The receiving unit is configured to receive channel information from at least one neighbor access point whose operating channel is a DFS channel. The channel information from each neighbor access point is used to indicate an operating channel of a corresponding access point, and whether the corresponding access point successfully performs CAC. The sending unit is configured to send a channel list to a station associated with the first access point. The channel list includes only an indication about an operating channel of a neighbor access point that successfully performs CAC and an indication about an operating channel of a neighbor access point whose operating channel is a non-DFS channel.

According to a seventh aspect, this application further provides a communication apparatus.

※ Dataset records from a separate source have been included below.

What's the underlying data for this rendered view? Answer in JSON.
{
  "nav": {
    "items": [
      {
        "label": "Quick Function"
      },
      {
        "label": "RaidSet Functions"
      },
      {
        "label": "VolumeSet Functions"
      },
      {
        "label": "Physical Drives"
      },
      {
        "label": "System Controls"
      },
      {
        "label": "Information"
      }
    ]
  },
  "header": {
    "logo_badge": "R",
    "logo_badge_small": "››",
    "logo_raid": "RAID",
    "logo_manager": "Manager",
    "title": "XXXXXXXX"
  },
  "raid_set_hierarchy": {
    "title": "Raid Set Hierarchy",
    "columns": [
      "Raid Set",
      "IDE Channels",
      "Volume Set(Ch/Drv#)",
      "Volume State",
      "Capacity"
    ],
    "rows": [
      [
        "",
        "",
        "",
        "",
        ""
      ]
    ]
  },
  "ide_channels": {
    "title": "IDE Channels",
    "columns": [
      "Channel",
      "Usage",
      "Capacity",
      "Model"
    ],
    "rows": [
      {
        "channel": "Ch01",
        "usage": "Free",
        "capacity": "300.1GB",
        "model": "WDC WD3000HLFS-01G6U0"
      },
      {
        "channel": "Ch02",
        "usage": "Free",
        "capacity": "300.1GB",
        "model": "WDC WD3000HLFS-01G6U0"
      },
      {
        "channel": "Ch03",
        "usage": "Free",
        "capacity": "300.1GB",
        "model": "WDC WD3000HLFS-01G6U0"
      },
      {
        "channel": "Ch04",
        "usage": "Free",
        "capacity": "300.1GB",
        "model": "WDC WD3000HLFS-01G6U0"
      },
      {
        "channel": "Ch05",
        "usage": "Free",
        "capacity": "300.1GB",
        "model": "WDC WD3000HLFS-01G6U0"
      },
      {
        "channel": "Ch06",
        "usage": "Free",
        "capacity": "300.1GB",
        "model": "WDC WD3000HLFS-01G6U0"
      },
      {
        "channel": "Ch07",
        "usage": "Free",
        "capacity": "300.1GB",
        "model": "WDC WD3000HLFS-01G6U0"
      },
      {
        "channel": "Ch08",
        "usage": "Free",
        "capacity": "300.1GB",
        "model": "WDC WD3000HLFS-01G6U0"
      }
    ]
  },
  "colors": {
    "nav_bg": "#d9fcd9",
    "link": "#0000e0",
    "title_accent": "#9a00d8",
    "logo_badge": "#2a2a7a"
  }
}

The communication apparatus may be an access point or a station. The communication apparatus includes a transceiver, a processor, and a memory.

The memory is configured to store program instructions. The processor is configured to invoke the program instructions in the memory, and control the transceiver to perform, according to the program instructions, the method in any one of the first aspect to the third aspect or the implementations of the second aspect.

Further, when the communication apparatus is a first access point, the channel indication sending method in the first aspect or the third aspect is performed by executing the program instructions.

When the communication apparatus is a station, the channel scanning method in either the second aspect or the implementations of the second aspect is performed by executing the program instructions.

According to an eighth aspect, this application further provides a computer-readable storage medium. The storage medium stores instructions. When the instructions are run on a computer or a processor, the method in any one of the first aspect to the third aspect or the implementations of the second aspect may be performed.

In addition, this embodiment further provides a computer program product. The computer program product includes computer instructions. When the instructions are executed by a computer or a processor, the method in any one of the first aspect to the third aspect or the implementations of the second aspect may be performed.

According to a ninth aspect, an embodiment further provides a WLAN system. The WLAN system includes at least two access points and at least one station. The at least two access points include a first access point and a second access point. The first access point is associated with the station, the second access point is a neighbor of the first access point, and a channel on which the second access point is located is a DFS channel.

Each access point or station may be the communication apparatus in the seventh aspect, and the communication apparatus is configured to implement the method in any one of the first aspect to the third aspect or the implementations of the second aspect.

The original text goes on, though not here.